Tagliate a pezzi le zucchine e i cipollotti a metà. Ponete tutti gli ingredienti in un vaso da conserva, io ne ho usato uno grande della Bormioli, e chiudete ermeticamente. Per cuocere a bagnomaria avvolgete il vaso con uno strofinaccio da cucina, quindi ponetelo nella pentola coprendo di acqua. Cuocete per circa 30 minuti, con l'acqua che sobbolle appena. Trascorso il tempo lasciate raffreddate il vaso per qualche minuto, poi apritlo. Io ho indossato un paio di guanti da forno; naturalmente se usate l'albanella, l'apertura si rivela più semplice.
Servite con del pane semplicemente.








12 comments:

Gloricetta said...

Un piatto delicato e anche dietetico. I gamberi piacciono moltissimo anche a me e dato l'orario ho la salivazione a mille.

Elisa said...

Bellissima questa ricetta e deve essere anche buonissima, anche io adoro i gamberi (gamberi, mirtilli, zenzero, cos'altro c'era tra i nostri cibi preferiti? :))

P.S. vedo che ti stai divertendo a giocare con Photoshop...eh, brava ;)

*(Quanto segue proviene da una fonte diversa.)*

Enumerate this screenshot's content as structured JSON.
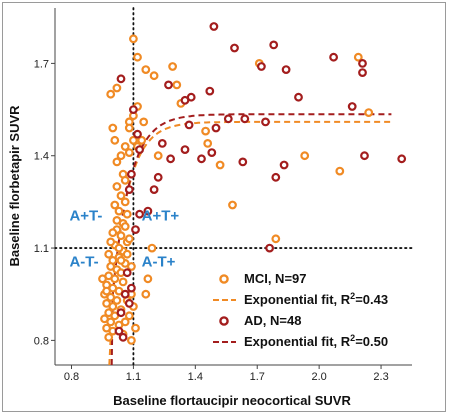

Buon viaggio (io sto pensando di farci un salto a dicembre, devo solo decidere tra Parigi e Londra, verso cui propenderei, ma Parigi e` meno sbattimento ;)

Francesca said...

il discorso sulla salivazione lo conosce bene;) questo tipo di cottura in cui cuocere tutto insieme mi piace, da provare e sprimentare anche con altro. Grazie per lo spunto!

Trollo said...

Il metodo di cottura mi intriga assai, lo provero', ma... non e' che in 30 min i gamberetti sono stracotti? Mi sembra che zucchine e gamberetti abbiano tempi di cottura diversi.

kjaretta said...

Gloricetta: Il profumo era paradisiaco, davvero e volendo si può ridurre l'olio, tanto non attacca di sicuro ;-)

Elisa: eh si, hai visto? ;-) Muovo i primissimi passi verso un aspetto, quello grafico, che mai avrei pensato mi potesse intrigare.

Francesca: è piaciuto molto anche a me, nella ricetta originale sono previsti anche dei frutti di mare e io non li ho messi solo percè non li avevo, ma se replico non mancheranno!

Trollo: che piacere vedere che sei dei nostri , mi sembra di sentirlo il profumo di stracotto :-)
In realtà i gamberi erano cotti al punto giusto e le zucchine erano sode, appena al dente, ma inserendo gli ingredienti in tempi diversi si vanificherebbe il profumo celestiale che si sente quando si apre il vaso. Comunque nell'originale erano previsti gli asparagi mi pare.

Much the cow said...

bella la boccia natalizia...davvero

Acilia said...

Ebbene sì, i gamberi piacciono molto anche a me.
Questa estate ho avuto la fortuna di scoprirli anche crudi, su una grande terrazza in bilico sul mare. Ricordo che per tutto il tempo del pranzo non sono riuscita a smettere di guardare un piccolo balcone su cui ondeggiava una sottile tenda bianca.

Vista la tua passione spero di farti regalo gradito se ti lascio (in email) una ricetta di gamberi al tè verde. Molto buona.

LaCuocaRossa said...

bella sta cottura in barattolo!!!
solo vacci piano con i gamberi perchè i crostacei sono sempre leggermente alergizzanti...è un cibo che andrebbe consumato con moderazione (anche io li amo e mio marito peggio!!!)

pimms said...

i miei mi raccontano sempre che quando avevo sui tre anni andammo in un ristorante nelle marche; il cameriere mi voleva portare una minestrina ed io mi misi ad urlare perché volevo i gamberoni. ne mangiai non so quanti e lui disse ai miei "in bocca al lupo...questa figlia o sposa un miliardario o vi manderà in rovina!". ecco, premonizione giusta. se penso che a gallipoli sono andata in quasi bancarotta a suon di "quattro gamberi rossi di gallipoli, crudi - 15 euro"...

Kjaretta said...

Much the cow: grazie; mi porto avanti per le Feste.

Acilia: amo molto il pesce crudo e devo dire che i gamberi non fanno eccezione. Gustarli poi in un tale locus amenus deve essere stato ancora più appagante. Grazie per il tuo regalo, realizzerò la ricetta di sicuro.

La cuoca rossa: per mia fortuna al momento non soffro di nessuna allergia, ma le tue parole sono sagge: meglio non esagerare.

Pimms: 4 gamberi per 15 euro?! Caspita! Anche se immagino che fossero buonissimi mi sembrano un po' carucci. Beh se trovi il miliardario e hai bisogno di una cuoca personale, sai dove trovarmi :-)

Gourmet said...

Brava Kja!!! ;-)
La'vevo fatta anche io.. ma senza foto.. :-(
Questa è davvero uno spettacolo.. Brava!
Buon week..
Bacioni

Kjaretta said...

Gourmet: ma dai? Non lo sapevo! Io vorrei ritentare anche con le vongole, buonissima comunque.